On a recent trip to South East Asia, I was quite taken by the heartiness of the lotus flower. I wondered how these beautiful pink and white flowers could grow in an environment of muddy waters. I have come to learn that Buddhists see the lotus flower as a symbol of strength amongst adversity.
Like the lotus flower, HSP’s can find strength within their trait and thrive.

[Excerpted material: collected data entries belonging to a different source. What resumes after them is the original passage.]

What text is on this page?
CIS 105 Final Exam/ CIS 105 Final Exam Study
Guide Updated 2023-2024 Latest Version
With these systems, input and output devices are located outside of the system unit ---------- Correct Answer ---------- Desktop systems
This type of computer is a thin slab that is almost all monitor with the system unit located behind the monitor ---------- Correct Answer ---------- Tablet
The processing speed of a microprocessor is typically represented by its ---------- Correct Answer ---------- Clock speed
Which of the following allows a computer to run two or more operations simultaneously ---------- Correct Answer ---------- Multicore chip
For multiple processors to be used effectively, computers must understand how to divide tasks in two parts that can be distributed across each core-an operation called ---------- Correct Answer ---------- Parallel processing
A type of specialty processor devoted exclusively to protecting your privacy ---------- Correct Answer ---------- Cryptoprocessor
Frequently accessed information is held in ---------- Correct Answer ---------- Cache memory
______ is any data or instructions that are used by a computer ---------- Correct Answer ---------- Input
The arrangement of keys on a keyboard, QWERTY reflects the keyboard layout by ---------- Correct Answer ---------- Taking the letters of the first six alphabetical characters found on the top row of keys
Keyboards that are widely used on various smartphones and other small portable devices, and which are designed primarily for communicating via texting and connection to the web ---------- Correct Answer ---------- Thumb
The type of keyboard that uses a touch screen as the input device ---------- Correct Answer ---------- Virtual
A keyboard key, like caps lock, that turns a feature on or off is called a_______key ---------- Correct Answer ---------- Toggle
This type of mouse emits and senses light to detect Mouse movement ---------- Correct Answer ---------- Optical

Environments are an important element to consider in therapy. When working with a highly sensitive person environments take on a distinct role in their well being. HSP’s have nervous systems that process stimuli intensely making some environments feel like turbulent “muddy waters”. The effect of certain environments on the temperament trait of high sensitivity is at the core of Dr. Elaine Aron’s book: The Highly Sensitive Person: How to Thrive When the World Overwhelms You. According to her research, this innate trait is found in approximately 20% of the population. HSP’s are simply more emotionally responsive to both negative and positive environments. Western cultures often perceive sensitivity as a weak trait with less resiliency. Living in a “just do it” world goes against the wiring of a deep processor who is observant before acting. Having a nervous system that can process more stimuli can create an overload or overwhelmed state of being, especially living in this Age of Information.
True Empaths. Intuitive. Talented.
Yes, certain environments are more challenging for the highly sensitive person, however, there is strength in being finely tuned in on a deeper level. HSP’s noted sixth sense equips them to respond to subtitles, moods and even danger. This extra awareness enables the highly sensitive person to utilize their intuition when making decisions. An asset in this ever-changing world.